Amitav Ghosh, who is about equally known as a novelist and an essayist, begins this terrifying book--really a "cri du coeur"-- by asking why anthropogenic climate change, the central crisis of our time, is nearly absent from contemporary fiction. This question initially struck me as odd and narrowly-focused and poorly reflective of the broader societal response to the problem. But he devotes most of the rest of the book to showing that the absence of climate change from fiction is indeed reflective of society's unwillingness to confront it at all. Why? Because of its scale, its pervasiveness, its dreadful implications for the future; the perfect conditions to trigger denial. Ghosh compares the texts of the 2016 Paris Agreement and Pope Francis' environmental encyclical "Laudato Si." Of the first, he writes: "The Agreement's rhetoric serves to clarify much that it leaves unsaid; namely, that its intention and the essence of what it has achieved, is to create yet another neo-liberal
frontier where corporations, entrepreneurs, and public officials will be able to join forces in enriching each other." He is much more sanguine about the encyclical, seeing it as a moral guidepost to effective action, if not a directly applicable one. But to what extent can moral force overcome entrenched interests, short-term vision, and institutionalized hypocrisy?

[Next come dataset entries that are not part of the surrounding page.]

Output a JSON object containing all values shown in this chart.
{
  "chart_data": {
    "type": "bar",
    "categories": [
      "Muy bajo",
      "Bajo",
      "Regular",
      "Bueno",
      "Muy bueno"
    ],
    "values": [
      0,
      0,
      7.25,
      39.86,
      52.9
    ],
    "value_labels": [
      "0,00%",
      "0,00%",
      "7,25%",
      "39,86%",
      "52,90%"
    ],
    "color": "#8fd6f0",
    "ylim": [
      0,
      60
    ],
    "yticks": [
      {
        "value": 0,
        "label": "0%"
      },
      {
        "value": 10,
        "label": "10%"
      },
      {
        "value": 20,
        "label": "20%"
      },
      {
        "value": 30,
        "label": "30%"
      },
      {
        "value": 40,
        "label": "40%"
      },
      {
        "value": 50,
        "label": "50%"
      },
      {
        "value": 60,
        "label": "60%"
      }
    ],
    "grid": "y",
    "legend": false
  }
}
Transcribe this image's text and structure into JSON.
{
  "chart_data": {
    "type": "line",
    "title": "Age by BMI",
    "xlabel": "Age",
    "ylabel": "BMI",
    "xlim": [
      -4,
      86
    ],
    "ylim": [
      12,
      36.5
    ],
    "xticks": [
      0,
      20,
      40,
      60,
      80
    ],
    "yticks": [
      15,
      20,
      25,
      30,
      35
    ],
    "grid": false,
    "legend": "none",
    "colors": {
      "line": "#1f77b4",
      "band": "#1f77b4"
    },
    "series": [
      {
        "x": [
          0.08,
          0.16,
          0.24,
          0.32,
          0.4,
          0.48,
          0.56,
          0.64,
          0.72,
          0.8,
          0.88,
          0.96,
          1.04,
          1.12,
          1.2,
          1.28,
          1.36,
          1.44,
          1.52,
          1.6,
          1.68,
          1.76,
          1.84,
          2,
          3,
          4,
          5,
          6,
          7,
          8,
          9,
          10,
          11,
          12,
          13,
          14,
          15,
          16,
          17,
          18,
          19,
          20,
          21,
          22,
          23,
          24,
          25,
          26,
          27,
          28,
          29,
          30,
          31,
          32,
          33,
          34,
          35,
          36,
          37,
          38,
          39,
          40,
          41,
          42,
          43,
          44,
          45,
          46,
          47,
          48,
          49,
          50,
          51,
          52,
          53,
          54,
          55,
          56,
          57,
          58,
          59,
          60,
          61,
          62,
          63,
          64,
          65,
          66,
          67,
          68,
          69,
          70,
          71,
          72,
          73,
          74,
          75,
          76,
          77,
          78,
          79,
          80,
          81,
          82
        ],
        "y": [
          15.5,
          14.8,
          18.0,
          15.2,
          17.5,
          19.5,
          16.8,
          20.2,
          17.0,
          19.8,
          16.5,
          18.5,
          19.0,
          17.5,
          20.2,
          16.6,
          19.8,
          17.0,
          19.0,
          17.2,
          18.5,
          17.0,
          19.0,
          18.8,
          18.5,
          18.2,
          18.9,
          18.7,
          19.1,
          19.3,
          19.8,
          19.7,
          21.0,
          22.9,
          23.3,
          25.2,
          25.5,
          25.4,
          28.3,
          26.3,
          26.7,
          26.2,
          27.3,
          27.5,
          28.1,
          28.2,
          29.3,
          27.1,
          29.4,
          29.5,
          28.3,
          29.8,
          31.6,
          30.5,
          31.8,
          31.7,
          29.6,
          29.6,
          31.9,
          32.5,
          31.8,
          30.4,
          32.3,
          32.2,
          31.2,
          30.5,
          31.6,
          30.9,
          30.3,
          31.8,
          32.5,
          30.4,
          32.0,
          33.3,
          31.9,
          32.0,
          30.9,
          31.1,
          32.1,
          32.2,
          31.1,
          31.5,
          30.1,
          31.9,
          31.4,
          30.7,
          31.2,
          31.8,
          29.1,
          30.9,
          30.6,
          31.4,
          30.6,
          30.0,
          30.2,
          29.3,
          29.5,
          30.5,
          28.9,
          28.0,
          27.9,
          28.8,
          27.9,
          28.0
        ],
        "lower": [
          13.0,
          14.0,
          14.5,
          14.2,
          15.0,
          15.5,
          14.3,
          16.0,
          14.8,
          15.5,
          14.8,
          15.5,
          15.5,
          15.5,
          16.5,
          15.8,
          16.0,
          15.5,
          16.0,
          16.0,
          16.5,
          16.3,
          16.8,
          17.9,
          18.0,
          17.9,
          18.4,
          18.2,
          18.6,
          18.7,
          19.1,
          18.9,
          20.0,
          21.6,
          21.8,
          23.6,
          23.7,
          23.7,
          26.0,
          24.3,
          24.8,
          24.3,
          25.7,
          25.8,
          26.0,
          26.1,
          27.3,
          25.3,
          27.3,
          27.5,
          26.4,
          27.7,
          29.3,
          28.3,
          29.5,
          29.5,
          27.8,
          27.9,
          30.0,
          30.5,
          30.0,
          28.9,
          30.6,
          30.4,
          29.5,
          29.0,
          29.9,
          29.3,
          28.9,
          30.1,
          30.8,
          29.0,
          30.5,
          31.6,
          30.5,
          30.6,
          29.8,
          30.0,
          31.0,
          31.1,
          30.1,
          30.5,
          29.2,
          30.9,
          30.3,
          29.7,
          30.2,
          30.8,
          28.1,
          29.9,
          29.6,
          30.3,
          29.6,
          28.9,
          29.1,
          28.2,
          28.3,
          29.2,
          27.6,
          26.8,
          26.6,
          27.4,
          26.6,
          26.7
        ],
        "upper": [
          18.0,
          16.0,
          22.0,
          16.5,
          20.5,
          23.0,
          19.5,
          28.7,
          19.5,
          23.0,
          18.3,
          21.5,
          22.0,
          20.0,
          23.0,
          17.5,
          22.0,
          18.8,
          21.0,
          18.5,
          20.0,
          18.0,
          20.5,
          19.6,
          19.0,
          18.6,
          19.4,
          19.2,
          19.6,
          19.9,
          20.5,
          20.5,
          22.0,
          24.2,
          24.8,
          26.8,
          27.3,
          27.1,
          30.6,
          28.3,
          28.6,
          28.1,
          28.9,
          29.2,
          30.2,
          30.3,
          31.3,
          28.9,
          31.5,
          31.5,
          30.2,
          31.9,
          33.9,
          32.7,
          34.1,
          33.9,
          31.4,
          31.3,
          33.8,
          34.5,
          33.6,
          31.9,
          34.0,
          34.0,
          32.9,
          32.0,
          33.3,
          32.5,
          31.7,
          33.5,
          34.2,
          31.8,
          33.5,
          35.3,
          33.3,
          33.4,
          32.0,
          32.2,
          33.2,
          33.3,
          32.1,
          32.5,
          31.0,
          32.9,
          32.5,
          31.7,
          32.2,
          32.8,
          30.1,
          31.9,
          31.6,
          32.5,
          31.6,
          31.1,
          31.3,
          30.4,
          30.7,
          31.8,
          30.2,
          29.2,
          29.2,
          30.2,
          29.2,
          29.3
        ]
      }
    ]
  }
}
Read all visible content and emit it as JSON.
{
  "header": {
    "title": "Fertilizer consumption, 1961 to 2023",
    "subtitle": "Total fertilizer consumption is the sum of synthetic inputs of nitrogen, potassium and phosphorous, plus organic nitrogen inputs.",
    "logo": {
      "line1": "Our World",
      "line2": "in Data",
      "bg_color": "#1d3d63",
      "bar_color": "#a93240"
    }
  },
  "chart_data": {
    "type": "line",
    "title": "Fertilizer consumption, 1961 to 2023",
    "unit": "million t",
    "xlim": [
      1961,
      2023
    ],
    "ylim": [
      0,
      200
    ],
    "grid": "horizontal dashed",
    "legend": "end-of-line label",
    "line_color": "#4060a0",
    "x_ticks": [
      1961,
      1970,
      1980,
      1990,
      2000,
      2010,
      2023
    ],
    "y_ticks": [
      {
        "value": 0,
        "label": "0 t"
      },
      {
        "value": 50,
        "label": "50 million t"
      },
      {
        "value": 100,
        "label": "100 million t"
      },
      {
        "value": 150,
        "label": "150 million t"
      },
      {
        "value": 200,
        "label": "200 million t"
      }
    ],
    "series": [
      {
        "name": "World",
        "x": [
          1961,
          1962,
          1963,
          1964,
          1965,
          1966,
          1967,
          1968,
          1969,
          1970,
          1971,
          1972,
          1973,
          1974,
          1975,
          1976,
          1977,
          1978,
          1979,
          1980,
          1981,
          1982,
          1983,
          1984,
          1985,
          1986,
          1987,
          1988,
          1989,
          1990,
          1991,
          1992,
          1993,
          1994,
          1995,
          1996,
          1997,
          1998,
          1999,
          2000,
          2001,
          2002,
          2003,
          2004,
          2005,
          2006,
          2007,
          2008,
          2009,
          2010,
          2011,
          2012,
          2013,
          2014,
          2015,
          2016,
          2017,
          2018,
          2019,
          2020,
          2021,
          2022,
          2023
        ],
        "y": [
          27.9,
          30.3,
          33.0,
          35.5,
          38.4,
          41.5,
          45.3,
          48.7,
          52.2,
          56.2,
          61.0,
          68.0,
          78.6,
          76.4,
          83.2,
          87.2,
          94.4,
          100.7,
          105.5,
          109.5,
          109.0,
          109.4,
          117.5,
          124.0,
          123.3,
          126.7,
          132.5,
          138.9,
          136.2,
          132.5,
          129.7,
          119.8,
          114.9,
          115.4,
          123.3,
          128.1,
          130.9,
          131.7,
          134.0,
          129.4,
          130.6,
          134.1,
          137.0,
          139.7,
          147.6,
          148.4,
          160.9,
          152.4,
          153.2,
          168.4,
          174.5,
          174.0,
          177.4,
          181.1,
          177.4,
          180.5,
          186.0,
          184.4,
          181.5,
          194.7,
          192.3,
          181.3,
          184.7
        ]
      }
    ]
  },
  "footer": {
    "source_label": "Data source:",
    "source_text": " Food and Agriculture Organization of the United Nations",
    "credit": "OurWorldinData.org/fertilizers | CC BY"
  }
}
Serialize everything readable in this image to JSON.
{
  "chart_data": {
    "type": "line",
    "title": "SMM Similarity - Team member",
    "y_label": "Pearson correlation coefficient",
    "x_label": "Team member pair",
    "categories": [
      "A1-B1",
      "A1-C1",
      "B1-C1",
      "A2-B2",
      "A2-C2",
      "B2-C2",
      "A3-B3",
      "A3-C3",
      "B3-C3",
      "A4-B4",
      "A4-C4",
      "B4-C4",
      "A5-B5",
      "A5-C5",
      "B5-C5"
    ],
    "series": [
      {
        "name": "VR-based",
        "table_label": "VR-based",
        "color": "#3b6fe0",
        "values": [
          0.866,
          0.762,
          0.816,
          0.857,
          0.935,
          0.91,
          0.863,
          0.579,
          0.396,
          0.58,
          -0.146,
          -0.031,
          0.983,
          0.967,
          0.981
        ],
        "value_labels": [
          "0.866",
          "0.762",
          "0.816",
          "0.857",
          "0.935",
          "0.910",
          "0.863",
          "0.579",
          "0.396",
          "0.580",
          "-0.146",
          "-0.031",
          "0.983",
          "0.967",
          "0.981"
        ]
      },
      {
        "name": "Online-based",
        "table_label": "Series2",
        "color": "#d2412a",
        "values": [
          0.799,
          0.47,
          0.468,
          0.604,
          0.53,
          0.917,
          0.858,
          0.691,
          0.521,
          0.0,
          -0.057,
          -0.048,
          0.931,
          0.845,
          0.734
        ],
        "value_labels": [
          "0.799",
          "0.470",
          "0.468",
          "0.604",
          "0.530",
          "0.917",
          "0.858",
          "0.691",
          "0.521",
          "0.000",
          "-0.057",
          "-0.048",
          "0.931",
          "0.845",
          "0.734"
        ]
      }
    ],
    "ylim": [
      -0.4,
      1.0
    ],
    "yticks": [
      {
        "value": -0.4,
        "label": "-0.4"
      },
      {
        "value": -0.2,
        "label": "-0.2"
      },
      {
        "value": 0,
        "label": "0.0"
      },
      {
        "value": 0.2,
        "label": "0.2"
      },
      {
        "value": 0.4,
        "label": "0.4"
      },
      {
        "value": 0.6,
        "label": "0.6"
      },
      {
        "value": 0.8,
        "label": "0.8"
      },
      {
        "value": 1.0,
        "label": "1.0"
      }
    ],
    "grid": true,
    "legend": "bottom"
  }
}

Two more observations: (1) This display of Ghosh's wide-ranging erudition encompasses many allusions unfamiliar to American readers. Because I teach tropical ecology I am familiar with the Sundurbans. I am not familiar with many of the South Asian writers and thinkers referenced here. I hope other readers will be motivated, as I am, to learn more about them. (2) On page 5 Ghosh refers to the Lake Nyos outgassing disaster, in which some 1700 people died. He says Lake Nyos is in the Congo. It's in Cameroon. The error has no impact on the message of the book, but it's annoying that it got through the editing process.